Dat alles speelt zich af in een fraai en imposant toneelbeeld van Rebecca Ringst, beheerst door een enorm, strak metalen object, draaibaar en in delen splitsbaar, en waaruit zowel een trap als meerdere vertrekken kunnen opduiken. Mede door de belichting werkt dit draaidecor nu eens afwisselend en zelfs sfeerversterkend. Daarbij ondersteunt het de werking van de soms opmerkelijk sfeerrijke kostuums van Klaus Bruns. Effectief daarin zijn vooral de subtiele schakeringen voor Agrippina, de ironische kleuren en glitters voor de puberale Nerone en de frisse kleuren voor de duidelijk modebewuste Poppea, waarbij de opeenvolging in haar kostuums op gepaste wijze haar stijging in sociale status onderstreept. 3)

Foto © Ben van Duin/DNO

Een feest op zich was de manier waarop Händel's partituur tot klinken werd gebracht door de bijna dertig leden van de door klavecinist Ottavio Dantone in elegante, soms betoverende klankpatronen geleide Accademia Bizantina. Weliswaar was het aantal musici bijna het dubbele van dat wat Händel tot zijn beschikking had, maar de afmetingen van het Muziektheater vragen daar ook min of meer om, zeker in aria's die door een minimaal aantal instrumentalisten begeleid worden. Dat die bezetting ook leidt tot andere effecten, waarbij pizzicati van de strijkers soms een ruisend mandolineorkest suggereerden, kan ik met de originele partituur in mijn achterhoofd eigenlijk alleen maar een pluspunt noemen.

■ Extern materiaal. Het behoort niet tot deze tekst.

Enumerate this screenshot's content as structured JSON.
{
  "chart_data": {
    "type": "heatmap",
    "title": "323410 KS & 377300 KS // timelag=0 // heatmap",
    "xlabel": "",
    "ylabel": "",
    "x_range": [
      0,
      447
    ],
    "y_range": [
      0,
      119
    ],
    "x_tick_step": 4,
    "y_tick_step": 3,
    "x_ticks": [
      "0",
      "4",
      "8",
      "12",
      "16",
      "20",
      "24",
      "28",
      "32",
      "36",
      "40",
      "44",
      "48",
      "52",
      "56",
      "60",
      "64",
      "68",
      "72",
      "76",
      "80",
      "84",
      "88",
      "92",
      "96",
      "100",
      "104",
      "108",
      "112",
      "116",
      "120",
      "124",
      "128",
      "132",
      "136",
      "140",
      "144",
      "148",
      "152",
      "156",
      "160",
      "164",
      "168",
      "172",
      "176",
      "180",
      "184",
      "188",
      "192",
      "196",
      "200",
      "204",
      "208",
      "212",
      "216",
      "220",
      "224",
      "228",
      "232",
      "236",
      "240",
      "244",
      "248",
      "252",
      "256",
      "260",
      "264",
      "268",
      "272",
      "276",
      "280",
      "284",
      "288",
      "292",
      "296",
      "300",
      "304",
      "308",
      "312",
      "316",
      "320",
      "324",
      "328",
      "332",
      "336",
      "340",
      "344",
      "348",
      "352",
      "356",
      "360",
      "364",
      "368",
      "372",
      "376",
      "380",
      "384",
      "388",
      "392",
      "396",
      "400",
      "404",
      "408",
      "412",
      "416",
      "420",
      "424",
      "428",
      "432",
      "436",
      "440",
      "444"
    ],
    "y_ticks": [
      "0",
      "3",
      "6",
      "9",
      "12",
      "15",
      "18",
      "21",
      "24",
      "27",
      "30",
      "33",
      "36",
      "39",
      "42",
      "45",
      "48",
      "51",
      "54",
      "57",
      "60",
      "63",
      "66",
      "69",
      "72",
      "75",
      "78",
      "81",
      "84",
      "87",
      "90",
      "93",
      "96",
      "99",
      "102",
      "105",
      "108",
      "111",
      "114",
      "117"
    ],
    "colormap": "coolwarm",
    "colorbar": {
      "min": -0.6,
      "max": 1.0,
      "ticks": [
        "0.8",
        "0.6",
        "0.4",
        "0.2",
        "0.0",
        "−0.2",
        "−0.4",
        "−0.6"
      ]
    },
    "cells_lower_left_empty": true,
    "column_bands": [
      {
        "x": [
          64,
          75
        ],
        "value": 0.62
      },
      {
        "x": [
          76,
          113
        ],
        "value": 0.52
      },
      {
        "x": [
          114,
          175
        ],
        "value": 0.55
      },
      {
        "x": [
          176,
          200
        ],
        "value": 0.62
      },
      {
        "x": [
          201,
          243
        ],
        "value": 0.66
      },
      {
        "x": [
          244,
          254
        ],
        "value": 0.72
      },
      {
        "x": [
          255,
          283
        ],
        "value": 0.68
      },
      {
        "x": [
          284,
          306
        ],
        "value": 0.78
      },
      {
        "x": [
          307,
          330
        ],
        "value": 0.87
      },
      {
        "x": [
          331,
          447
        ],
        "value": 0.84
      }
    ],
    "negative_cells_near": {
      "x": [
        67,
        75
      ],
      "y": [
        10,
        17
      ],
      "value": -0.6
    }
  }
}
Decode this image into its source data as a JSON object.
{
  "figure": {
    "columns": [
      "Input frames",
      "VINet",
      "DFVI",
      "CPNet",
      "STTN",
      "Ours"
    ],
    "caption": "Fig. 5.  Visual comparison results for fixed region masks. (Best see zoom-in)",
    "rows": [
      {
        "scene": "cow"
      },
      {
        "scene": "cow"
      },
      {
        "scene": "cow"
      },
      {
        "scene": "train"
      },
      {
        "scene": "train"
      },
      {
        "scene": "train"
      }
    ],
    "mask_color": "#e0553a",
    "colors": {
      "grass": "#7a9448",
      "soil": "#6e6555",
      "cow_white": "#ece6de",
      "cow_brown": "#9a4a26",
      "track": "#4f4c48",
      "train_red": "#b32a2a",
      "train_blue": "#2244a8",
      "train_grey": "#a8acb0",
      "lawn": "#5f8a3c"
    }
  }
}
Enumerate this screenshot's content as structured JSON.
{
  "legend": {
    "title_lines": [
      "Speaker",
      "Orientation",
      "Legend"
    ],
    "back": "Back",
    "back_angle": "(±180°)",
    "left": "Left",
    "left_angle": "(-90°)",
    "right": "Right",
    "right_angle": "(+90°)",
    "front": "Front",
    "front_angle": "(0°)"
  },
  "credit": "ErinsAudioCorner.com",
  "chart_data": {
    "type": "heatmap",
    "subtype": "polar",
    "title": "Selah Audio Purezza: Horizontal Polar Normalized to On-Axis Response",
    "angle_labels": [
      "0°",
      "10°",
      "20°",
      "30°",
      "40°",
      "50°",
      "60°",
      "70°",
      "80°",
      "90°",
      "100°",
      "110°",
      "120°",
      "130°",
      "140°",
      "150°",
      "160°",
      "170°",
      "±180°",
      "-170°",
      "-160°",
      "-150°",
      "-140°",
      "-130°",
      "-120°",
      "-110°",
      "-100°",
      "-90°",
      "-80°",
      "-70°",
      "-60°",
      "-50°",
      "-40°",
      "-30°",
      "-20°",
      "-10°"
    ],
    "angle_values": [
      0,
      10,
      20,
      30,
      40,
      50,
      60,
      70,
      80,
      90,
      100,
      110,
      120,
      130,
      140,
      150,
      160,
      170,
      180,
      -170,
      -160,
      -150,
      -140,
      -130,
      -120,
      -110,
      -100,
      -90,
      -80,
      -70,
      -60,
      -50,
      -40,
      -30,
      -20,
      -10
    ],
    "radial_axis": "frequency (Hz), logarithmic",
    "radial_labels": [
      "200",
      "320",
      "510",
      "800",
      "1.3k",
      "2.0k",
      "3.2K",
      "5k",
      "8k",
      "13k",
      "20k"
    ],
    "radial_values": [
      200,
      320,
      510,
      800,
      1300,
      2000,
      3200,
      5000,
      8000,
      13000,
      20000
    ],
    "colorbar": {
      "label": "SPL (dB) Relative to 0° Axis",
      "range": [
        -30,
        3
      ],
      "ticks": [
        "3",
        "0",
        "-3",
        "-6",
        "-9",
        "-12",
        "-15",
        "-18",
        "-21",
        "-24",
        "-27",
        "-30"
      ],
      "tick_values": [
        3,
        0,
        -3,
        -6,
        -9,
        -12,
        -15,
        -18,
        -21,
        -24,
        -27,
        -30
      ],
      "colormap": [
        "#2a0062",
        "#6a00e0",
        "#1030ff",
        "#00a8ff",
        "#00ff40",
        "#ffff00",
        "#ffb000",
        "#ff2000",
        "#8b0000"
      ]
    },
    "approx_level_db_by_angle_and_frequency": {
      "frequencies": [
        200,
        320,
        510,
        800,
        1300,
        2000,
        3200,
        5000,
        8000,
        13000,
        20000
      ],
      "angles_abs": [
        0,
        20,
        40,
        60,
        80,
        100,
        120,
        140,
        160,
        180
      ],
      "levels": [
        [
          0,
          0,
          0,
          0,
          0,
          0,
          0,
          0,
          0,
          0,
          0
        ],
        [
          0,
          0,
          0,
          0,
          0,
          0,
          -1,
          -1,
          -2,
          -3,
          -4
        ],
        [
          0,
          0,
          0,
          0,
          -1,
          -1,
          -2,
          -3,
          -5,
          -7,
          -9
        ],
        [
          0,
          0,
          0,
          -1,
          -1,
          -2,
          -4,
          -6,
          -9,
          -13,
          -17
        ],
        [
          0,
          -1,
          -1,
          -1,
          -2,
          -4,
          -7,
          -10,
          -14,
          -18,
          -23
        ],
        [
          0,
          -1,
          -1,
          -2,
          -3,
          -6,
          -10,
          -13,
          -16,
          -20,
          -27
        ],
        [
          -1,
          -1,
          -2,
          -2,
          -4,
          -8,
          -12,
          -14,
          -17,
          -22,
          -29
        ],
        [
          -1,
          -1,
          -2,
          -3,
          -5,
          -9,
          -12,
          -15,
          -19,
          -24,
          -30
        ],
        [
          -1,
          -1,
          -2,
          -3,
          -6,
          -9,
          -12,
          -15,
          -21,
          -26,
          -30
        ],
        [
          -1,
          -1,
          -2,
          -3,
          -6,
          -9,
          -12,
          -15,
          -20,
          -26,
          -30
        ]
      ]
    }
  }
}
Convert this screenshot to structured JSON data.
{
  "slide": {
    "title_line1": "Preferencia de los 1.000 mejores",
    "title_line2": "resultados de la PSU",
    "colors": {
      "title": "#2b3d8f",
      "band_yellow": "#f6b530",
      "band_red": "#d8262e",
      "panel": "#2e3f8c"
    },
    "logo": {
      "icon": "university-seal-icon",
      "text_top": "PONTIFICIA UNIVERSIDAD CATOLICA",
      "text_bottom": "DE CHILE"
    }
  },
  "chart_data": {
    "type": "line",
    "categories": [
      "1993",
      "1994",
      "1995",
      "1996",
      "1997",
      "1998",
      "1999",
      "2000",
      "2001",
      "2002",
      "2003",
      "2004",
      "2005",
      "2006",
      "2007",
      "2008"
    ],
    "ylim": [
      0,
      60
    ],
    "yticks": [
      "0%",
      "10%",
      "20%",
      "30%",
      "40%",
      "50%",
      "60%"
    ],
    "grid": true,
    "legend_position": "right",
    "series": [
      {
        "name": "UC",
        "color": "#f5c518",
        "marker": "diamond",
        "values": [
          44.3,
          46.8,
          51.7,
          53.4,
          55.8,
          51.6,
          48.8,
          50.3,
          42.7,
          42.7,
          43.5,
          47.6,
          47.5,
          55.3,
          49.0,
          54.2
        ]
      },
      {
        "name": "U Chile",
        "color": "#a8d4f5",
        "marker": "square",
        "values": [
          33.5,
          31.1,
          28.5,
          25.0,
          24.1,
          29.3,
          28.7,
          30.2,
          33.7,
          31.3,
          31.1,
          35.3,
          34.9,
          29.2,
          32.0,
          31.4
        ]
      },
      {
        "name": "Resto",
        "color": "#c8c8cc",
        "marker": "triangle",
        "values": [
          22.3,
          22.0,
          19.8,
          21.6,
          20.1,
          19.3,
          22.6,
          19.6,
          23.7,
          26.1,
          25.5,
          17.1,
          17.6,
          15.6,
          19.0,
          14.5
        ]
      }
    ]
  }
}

Met de keuze van het solistenteam scoorde DNO al even hoog en het moet aanwezige directeuren van internationale festivals ietwat jaloers hebben gemaakt. De Franse Stéphanie d'Oustrac, specifiek voorbeeld van een echte mezzosopraan zonder 'altkleuren' en specialiste voor werken van Offenbach en Chabrier (eerder zong zij hier Lazuli in diens L'Étoile) bleek perfect voor de titelrol, helder maar vol van timbre, subliem van techniek en daarbij een uitmuntend actrice met groot gevoel voor dubbele bodems en humoristische ondertonen. Haar cabareteske 'Ogni vento', waarmee Kosky het 'historische' verhaal even op heel moderne wijze parodieerde, werd daardoor een onvergetelijk hoogtepunt.

Foto © Ben van Duin/DNO

Voor een andere verrukking zorgde Ying Fang, die na een leuke Susanna (Le nozze di Figaro), een charmante Ännchen (Der Freischütz) en een wat vlakke Pamina (Die Zauberflöte) in Amsterdam als Poppea haar draai gevonden heeft. Als de jeugdige en virtuoze tegenspeelster van Agrippina, nauwelijks haar mindere als intrigante, werd zij volkomen geloofwaardig als de enige die Agrippina uiteindelijk een voet dwars weet te zetten. Met kleurrijke kostuums, virtuoze coloraturen en een ontwapenende jeugdigheid dartelt zij met een sprankelend sexappeal door de voorstelling. Absoluut hoogtepunt daarbij wordt een kamerscène met drie minnaars tegelijk waar zelfs Feydeau jaloers op zou kunnen zijn.

Foto © Ben van Duin/DNO

Een niet minder grote verrassing is de Nerone van de even virtuoze, uiterst slank getimbreerde en in zijn zang opvallend 'vrij' klinkende John Holiday, veruit de minst 'geknepen' countertenor die ik ooit gehoord heb. Daarbij lijkt hij in zijn element als de neurotische, eerder infantiele dan puberale zoon van Agrippina, wiens kroning aan het slot van de opera in 1709 wellicht een actuele steek onder water was waarnaar wij nu alleen maar kunnen gissen.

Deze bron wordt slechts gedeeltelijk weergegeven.